Actes Sud est fidèle à la romancière chinoise Chi Li depuis deux décennies. Une ville à soi est son dixième roman traduit, sachant que celui-ci a été publié en 2000 en Chine. L'ouvrage est dans la continuité de l'oeuvre de l'auteure qui, à travers des gens plutôt ordinaires, prend le pouls d'un pays en plein bouleversement, sur le plan économique mais aussi social et humain.
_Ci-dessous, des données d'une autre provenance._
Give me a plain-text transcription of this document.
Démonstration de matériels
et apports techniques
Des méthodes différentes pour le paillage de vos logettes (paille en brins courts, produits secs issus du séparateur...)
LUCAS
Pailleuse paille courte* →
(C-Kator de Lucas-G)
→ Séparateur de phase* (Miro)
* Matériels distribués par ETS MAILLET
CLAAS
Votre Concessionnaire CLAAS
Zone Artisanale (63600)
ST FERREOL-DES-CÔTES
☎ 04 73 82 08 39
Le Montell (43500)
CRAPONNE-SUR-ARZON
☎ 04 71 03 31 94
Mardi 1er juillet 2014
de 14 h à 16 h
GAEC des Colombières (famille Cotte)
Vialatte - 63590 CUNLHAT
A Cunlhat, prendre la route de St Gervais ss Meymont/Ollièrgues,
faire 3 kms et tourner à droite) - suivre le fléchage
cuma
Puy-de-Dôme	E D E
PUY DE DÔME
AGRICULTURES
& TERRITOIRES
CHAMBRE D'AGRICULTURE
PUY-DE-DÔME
Contrairement à d'autres écrivains chinois de sa génération, mondialement connus comme Mo Yan ou Yu Hua, Chi Li n'est pas du style à aller du côté du burlesque, du grotesque ou du picaresque. Son écriture, souvent qualifiée de néo-réaliste, est simple et ses intrigues plutôt resserrées. Une ville à soi est une histoire d'amitié, légèrement teintée d'ambigüité, entre deux femmes : Fengchun, une trentenaire mal mariée, et Mijie, une veuve sans âge. Cette dernière dirige avec succès une échoppe de cirage de chaussures où elle emploie sa jeune voisine perturbée par l'indifférence et la vacuité de son époux. Leurs relations vont passer par tous les états en une seule journée sous l'œil d'une sage octogénaire, la belle-mère de Mijie. Roman minimaliste, aux dialogues parfois surprenants par leur naïveté (est-ce la traduction ?), Une ville à soi, comme son titre l'indique, est aussi un témoignage sur les relations en constante évolution entre habitants d'une cité (Wuhan en l'occurrence) avec des modes de vie bouleversés par les valeurs nouvelles du capitalisme. Et tout doucement, sans élever le ton, Chi Li suggère que, heureusement, s'il reste une chose à laquelle se raccrocher c'est bien l'amitié. Notamment entre deux âmes sœurs.

 

 

L'auteure :

 

Chi Li est née en 1957 près de Wuhan (Chine). 10 de ses romans ont été publués en français dont Le show de la vie.